Oh the Holidays are here.  To most people this means a time of culinary delights, festive parties, and family.  Yea that all sounds fantastic. To me and people in all retail or service it is a time of crowded stores, long hours, little sleep and in general high blood pressure.  But, the constant fast pace, and in my case, all that great wine I get to recomend and really interesting people who are looking for the perfect treat to compliment the Holiday table, it can be alot of fun. (How was that for a looong run on sentence). 

So that brings me to the number one question I am asked, “What wine should I serve with…..?”.    Now mind you the vast majority of people already have an idea of what they want, they just want an affirmation.  But, when people do seriously have no idea what to serve the standard go to is Pinot Noir, Burgundy, or Riesling and because it is that time of year I must throw in Beaujolais Nouveau. These wines usually pair very well with turkey or ham and are usually easy drinking and will satisfy a majority.  There are those you can never please, and to those I say NEVER INVITE THEM BACK.  After all they are getting free wine.  

Just  a few basics for some of the most popular varietals.  

Pinot Noir

One of the lightest red wines.  It is usually fruity, strawberry, raspberry and light cherry with light tannins.  Burgundian styles are usually earthy, and fuller bodied.  Some can even develop that barnyardy style, but don’t let that fool you the flavor is fantastic.  

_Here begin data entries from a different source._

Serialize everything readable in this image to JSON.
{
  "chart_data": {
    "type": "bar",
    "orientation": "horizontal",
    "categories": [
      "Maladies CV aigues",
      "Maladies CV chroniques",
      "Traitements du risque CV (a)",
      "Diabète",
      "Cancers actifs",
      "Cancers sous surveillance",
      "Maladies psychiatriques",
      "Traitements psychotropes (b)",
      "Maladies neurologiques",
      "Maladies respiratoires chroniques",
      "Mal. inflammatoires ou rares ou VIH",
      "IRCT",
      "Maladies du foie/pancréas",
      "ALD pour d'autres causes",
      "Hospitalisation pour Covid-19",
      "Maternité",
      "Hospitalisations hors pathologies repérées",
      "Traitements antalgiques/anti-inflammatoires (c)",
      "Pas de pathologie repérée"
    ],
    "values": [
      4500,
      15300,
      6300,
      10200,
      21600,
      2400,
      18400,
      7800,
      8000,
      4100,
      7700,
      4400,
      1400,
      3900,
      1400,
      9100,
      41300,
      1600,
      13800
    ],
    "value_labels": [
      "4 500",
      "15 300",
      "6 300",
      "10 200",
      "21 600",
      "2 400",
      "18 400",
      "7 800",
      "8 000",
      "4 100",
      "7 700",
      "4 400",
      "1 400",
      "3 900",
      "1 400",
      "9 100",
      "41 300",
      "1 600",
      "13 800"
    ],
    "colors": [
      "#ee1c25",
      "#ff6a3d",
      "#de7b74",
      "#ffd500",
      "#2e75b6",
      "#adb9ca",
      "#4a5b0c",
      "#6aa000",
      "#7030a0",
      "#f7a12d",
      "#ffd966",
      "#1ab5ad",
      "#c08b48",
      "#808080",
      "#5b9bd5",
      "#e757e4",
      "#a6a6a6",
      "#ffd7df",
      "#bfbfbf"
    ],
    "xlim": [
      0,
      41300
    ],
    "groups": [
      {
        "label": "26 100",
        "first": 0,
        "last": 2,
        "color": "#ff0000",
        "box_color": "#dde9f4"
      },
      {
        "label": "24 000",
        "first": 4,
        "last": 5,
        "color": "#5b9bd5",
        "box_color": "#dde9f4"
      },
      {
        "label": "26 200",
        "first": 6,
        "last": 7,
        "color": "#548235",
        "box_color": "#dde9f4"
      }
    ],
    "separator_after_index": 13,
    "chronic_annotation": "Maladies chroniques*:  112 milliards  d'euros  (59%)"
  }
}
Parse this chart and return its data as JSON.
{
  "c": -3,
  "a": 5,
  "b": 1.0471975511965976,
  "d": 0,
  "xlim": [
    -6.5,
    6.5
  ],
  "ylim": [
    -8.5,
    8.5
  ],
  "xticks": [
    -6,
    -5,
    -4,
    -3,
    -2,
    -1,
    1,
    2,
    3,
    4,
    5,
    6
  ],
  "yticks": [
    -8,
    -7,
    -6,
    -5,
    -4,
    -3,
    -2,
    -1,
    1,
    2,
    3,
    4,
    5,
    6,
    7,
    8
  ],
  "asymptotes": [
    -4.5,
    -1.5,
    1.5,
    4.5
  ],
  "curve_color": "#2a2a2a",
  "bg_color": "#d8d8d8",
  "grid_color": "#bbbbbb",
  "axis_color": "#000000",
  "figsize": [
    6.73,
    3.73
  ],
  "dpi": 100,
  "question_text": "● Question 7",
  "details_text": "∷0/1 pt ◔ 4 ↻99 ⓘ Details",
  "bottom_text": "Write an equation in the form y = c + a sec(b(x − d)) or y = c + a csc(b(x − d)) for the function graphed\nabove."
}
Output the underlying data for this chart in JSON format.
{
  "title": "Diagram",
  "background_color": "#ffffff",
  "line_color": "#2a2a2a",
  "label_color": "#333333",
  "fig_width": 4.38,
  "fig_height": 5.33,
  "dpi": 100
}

Some of the best areas are in Califofrnia, Carneros and RRV,  Oregon, the Willamette valley and in New Zealand.  And of course France, the Burgundy region.  

A  favorite from the Willamette Valley. 

Riesling

Often thought of as a sweet wine there are many great dry Rieslings.  German Rieslings come in 5 sweetness categories; Kabinett- dry to off dry, Spatlese- sweet, Auslese-sweeter, Beerenauslese- very sweet, and Trockenbeerenauslese- super sweet.  Alsace wines tend to be more dry to off dry.  In the states Rieslings are more to the off dry with the exception of course of the LHR the sweet dessert wines.  Washington State offers some of the best choices fro domestic wines, with New York state, and South Africa producing some very nice choices.  

Sweet Rieslings have a nutty, honey flavor.  A pepper or spice finish is common, and they are of course sweet.  Dry Rieslings are crisp, light and elegant.   They go great with turkey or ham and work well with vegetarian meals too. (Not that I would know, GIVE ME THE MEAT).  Below is one of my favorites, an off dry from Germany, Dr. Heideman’s. 

Beaujolais Nouveau is “The first wine of the harvest”. A Southern burgundy wine ( it was expelled from Northern Burgundy as an inferior grape).  Made from Gamay it is light and fruity.  It is not too sophisticated, but it can be quite good.  Gewurtztraminer is another favorite.  It is also dry, off dry and sweet.  Hailing from Germany, Austria, Alsace and from California and becoming more common around the world. It is very aromatic and tastes of honey and a spice finish.  

What it really comes down too is choosing what you like.  Enjoying your family and friends and giving thanks for all your blessings.  What ever wine you choose – count your blessings and be Thankful.